Catene
IX settimana T.O. –
L’inizio della prima lettura di quest’oggi crea nella nostra mente un’immagine assai forte della situazione dell’apostolo Paolo a partire proprio dalle sue stesse parole: <soffro fino a portare le catene come un malfattore> (2Tm 2, 9). Non è difficile immaginare il combattimento interiore di un devoto fariseo che al contempo si sente fieramente cittadino romano e che si trova – a motivo del <Vangelo> (2, 8) – doppiamente incatenato. Le catene di Paolo sono infatti la conseguenza di una scelta assai coraggiosa e, di certo non facile, che mette in crisi le coordinate fondamentali della sua vita: l’appartenenza al popolo eletto e l’appartenenza alla struttura di potere vincente! Per la sua adesione al Vangelo queste due realtà così fondamentali per Saulo di Tarso entrano non solo in crisi all’interno della sua coscienza, ma sembrano rivoltarsi contro di lui dovendo così portare le catene che sono il segno esteriore di un grande conflitto interiore che lo contrappone alle strutture che per una vita intera lo avevano sostenuto.
Ciò che l’apostolo chiede a Timoteo con calde parole di esortazione è, di certo, ciò che per prima ha richiesto a se stesso e che ora viene richiesto a ciascuno di noi se vogliamo realmente camminare come discepoli: <Sforzati di presentarti a Dio come una persona degna, un lavoratore che non deve vergognarsi e che dispensa rettamente la parola della verità> (2, 15). Il Vangelo ci offre un esempio particolarmente fulgido di cosa possa significare dispensare la verità. Il modo con cui il Signore reagisce alla domanda di <uno degli scribi> (Mc 12, 28), in realtà, non ha nulla di speciale accontentandosi di riprendere quella che era la catechesi ordinaria della sinagoga e delle scuole rabbiniche. Eppure il modo con cui il Signore Gesù risponde a questo scribi evidenzia non tanto la particolarità delle parole che passano tra i due interlocutori, ma piuttosto lo stile. Si tratta di uno stile sincero di incontro e non di provocazione, di autentico desiderio di confronto che non ha niente a che vedere con le <vane discussioni> (2Tm 2, 14) stigmatizzate da Paolo e spesso sopportate dal Signore Gesù.
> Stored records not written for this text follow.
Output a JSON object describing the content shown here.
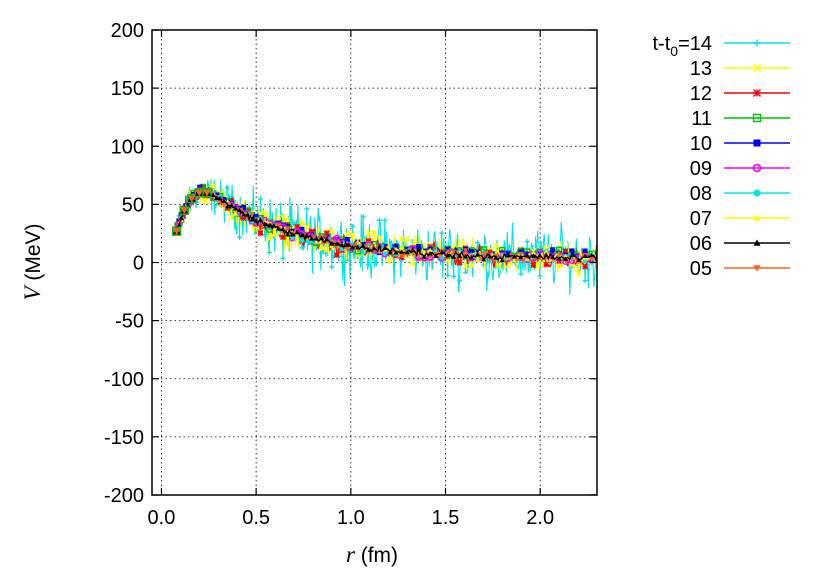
{
  "chart_data": {
    "type": "scatter",
    "title": "",
    "xlabel_symbol": "r",
    "xlabel_unit": " (fm)",
    "ylabel_symbol": "V",
    "ylabel_unit": " (MeV)",
    "xlim": [
      -0.05,
      2.3
    ],
    "ylim": [
      -200,
      200
    ],
    "xticks": [
      0.0,
      0.5,
      1.0,
      1.5,
      2.0
    ],
    "xtick_labels": [
      "0.0",
      "0.5",
      "1.0",
      "1.5",
      "2.0"
    ],
    "yticks": [
      -200,
      -150,
      -100,
      -50,
      0,
      50,
      100,
      150,
      200
    ],
    "ytick_labels": [
      "-200",
      "-150",
      "-100",
      "-50",
      "0",
      "50",
      "100",
      "150",
      "200"
    ],
    "grid": true,
    "legend_position": "outside-right",
    "legend_title_prefix": "t-t",
    "legend_title_subscript": "0",
    "legend_title_suffix": "=14",
    "series": [
      {
        "label": "14",
        "color": "#00e5e5",
        "marker": "plus",
        "scatter": 18
      },
      {
        "label": "13",
        "color": "#ffff00",
        "marker": "x",
        "scatter": 10
      },
      {
        "label": "12",
        "color": "#ff0000",
        "marker": "star",
        "scatter": 6
      },
      {
        "label": "11",
        "color": "#00c000",
        "marker": "open-square",
        "scatter": 4
      },
      {
        "label": "10",
        "color": "#0000ff",
        "marker": "filled-square",
        "scatter": 3
      },
      {
        "label": "09",
        "color": "#ff00ff",
        "marker": "open-circle",
        "scatter": 3
      },
      {
        "label": "08",
        "color": "#00e5e5",
        "marker": "filled-circle",
        "scatter": 3
      },
      {
        "label": "07",
        "color": "#ffff00",
        "marker": "filled-triangle",
        "scatter": 3
      },
      {
        "label": "06",
        "color": "#000000",
        "marker": "filled-triangle",
        "scatter": 2
      },
      {
        "label": "05",
        "color": "#ff6020",
        "marker": "inverted-triangle",
        "scatter": 3
      }
    ],
    "mean_curve": {
      "r": [
        0.08,
        0.12,
        0.16,
        0.2,
        0.25,
        0.3,
        0.4,
        0.5,
        0.6,
        0.8,
        1.0,
        1.2,
        1.5,
        1.8,
        2.0,
        2.3
      ],
      "V": [
        27,
        45,
        55,
        60,
        60,
        55,
        45,
        36,
        30,
        20,
        14,
        10,
        7,
        5,
        4.5,
        4
      ]
    }
  }
}
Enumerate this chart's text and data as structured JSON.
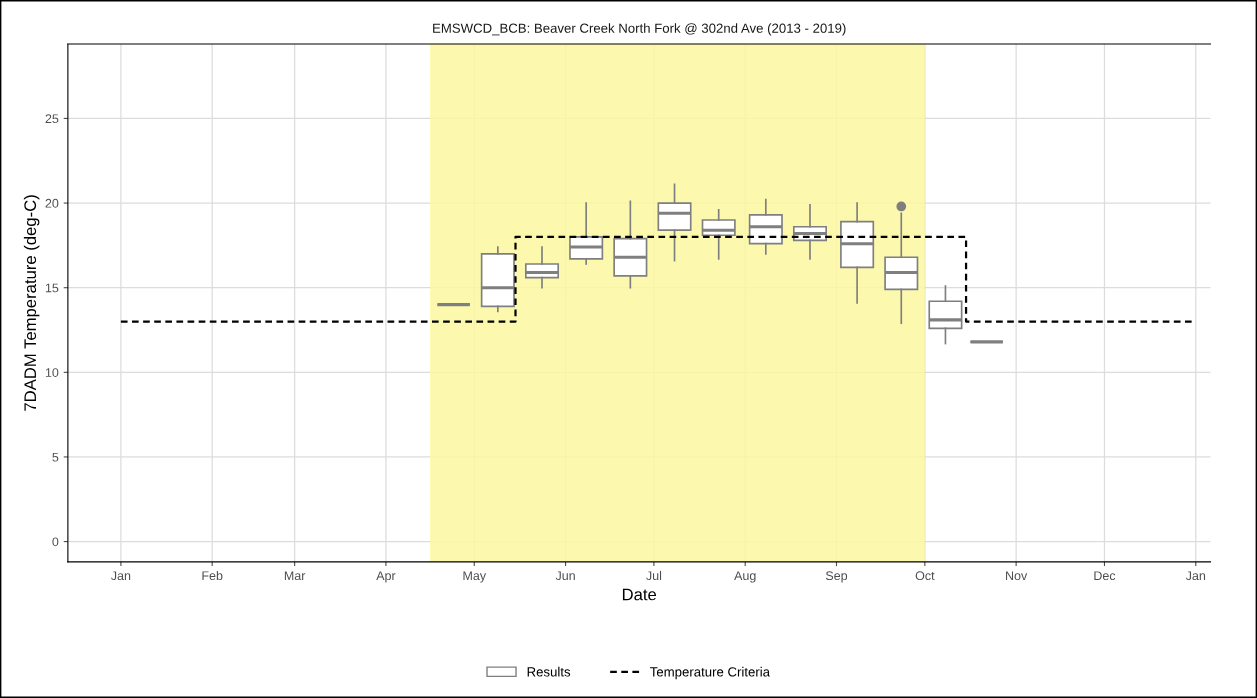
{
  "chart_data": {
    "type": "box",
    "title": "EMSWCD_BCB: Beaver Creek North Fork @ 302nd Ave (2013 - 2019)",
    "xlabel": "Date",
    "ylabel": "7DADM Temperature (deg-C)",
    "xlim": [
      "2018-12-14",
      "2020-01-06"
    ],
    "xticks": [
      {
        "value": "2019-01-01",
        "label": "Jan"
      },
      {
        "value": "2019-02-01",
        "label": "Feb"
      },
      {
        "value": "2019-03-01",
        "label": "Mar"
      },
      {
        "value": "2019-04-01",
        "label": "Apr"
      },
      {
        "value": "2019-05-01",
        "label": "May"
      },
      {
        "value": "2019-06-01",
        "label": "Jun"
      },
      {
        "value": "2019-07-01",
        "label": "Jul"
      },
      {
        "value": "2019-08-01",
        "label": "Aug"
      },
      {
        "value": "2019-09-01",
        "label": "Sep"
      },
      {
        "value": "2019-10-01",
        "label": "Oct"
      },
      {
        "value": "2019-11-01",
        "label": "Nov"
      },
      {
        "value": "2019-12-01",
        "label": "Dec"
      },
      {
        "value": "2020-01-01",
        "label": "Jan"
      }
    ],
    "ylim": [
      -1.2,
      29.4
    ],
    "yticks": [
      0,
      5,
      10,
      15,
      20,
      25
    ],
    "grid": true,
    "legend": "bottom",
    "bands": [
      {
        "axis": "x",
        "from": "2019-04-16",
        "to": "2019-10-01",
        "color": "#fbf8a0"
      }
    ],
    "series": [
      {
        "name": "Results",
        "color": "#7f7f7f",
        "x": [
          "2019-04-24",
          "2019-05-09",
          "2019-05-24",
          "2019-06-08",
          "2019-06-23",
          "2019-07-08",
          "2019-07-23",
          "2019-08-08",
          "2019-08-23",
          "2019-09-08",
          "2019-09-23",
          "2019-10-08",
          "2019-10-22"
        ],
        "boxes": [
          {
            "low": 14.0,
            "q1": 14.0,
            "median": 14.0,
            "q3": 14.0,
            "high": 14.0
          },
          {
            "low": 13.6,
            "q1": 13.9,
            "median": 15.0,
            "q3": 17.0,
            "high": 17.4
          },
          {
            "low": 15.0,
            "q1": 15.6,
            "median": 15.9,
            "q3": 16.4,
            "high": 17.4
          },
          {
            "low": 16.4,
            "q1": 16.7,
            "median": 17.4,
            "q3": 18.0,
            "high": 20.0
          },
          {
            "low": 15.0,
            "q1": 15.7,
            "median": 16.8,
            "q3": 17.9,
            "high": 20.1
          },
          {
            "low": 16.6,
            "q1": 18.4,
            "median": 19.4,
            "q3": 20.0,
            "high": 21.1
          },
          {
            "low": 16.7,
            "q1": 18.1,
            "median": 18.4,
            "q3": 19.0,
            "high": 19.6
          },
          {
            "low": 17.0,
            "q1": 17.6,
            "median": 18.6,
            "q3": 19.3,
            "high": 20.2
          },
          {
            "low": 16.7,
            "q1": 17.8,
            "median": 18.2,
            "q3": 18.6,
            "high": 19.9
          },
          {
            "low": 14.1,
            "q1": 16.2,
            "median": 17.6,
            "q3": 18.9,
            "high": 20.0
          },
          {
            "low": 12.9,
            "q1": 14.9,
            "median": 15.9,
            "q3": 16.8,
            "high": 19.4,
            "outliers": [
              19.8
            ]
          },
          {
            "low": 11.7,
            "q1": 12.6,
            "median": 13.1,
            "q3": 14.2,
            "high": 15.1
          },
          {
            "low": 11.8,
            "q1": 11.8,
            "median": 11.8,
            "q3": 11.8,
            "high": 11.8
          }
        ]
      },
      {
        "type": "step",
        "name": "Temperature Criteria",
        "color": "#000000",
        "line_style": "dashed",
        "x": [
          "2019-01-01",
          "2019-05-15",
          "2019-10-15",
          "2020-01-01"
        ],
        "values": [
          13,
          18,
          13,
          13
        ]
      }
    ]
  }
}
L’evocazione dei comandamenti che, spesso, è stato motivo di amarezza tra Gesù e gli scrivi diventa in questo caso motivo di reciproca ammirazione: <Hai detto bene, Maestro…> (Mc 12, 32) cui segue una delle parole più belle di tutte le Scritture: <Non sei lontano dal regno di Dio> (12, 34). La ripresa dei comandamenti e delle consuetudini che spesso erano motivo di attrito tra Gesù e gli scrivi proprio a motivo di un’interpretazione che potremmo definire incatenante, diventa in questo caso assolutamente e magnificamente liberante. La <catene> portate da Paolo, in realtà sono il prezzo della libertà che non è più un bene riservato a pochi eletti sia a livello religioso che politico, ma è un dono che è per tutti nella misura in cui ciascuno accetta di entrare in un processo di liberazione dall’egoismo per aprirsi a un cammino che ha come spinta una sola parola: <Amerai…> e ancora <amerai> (12, 30-31).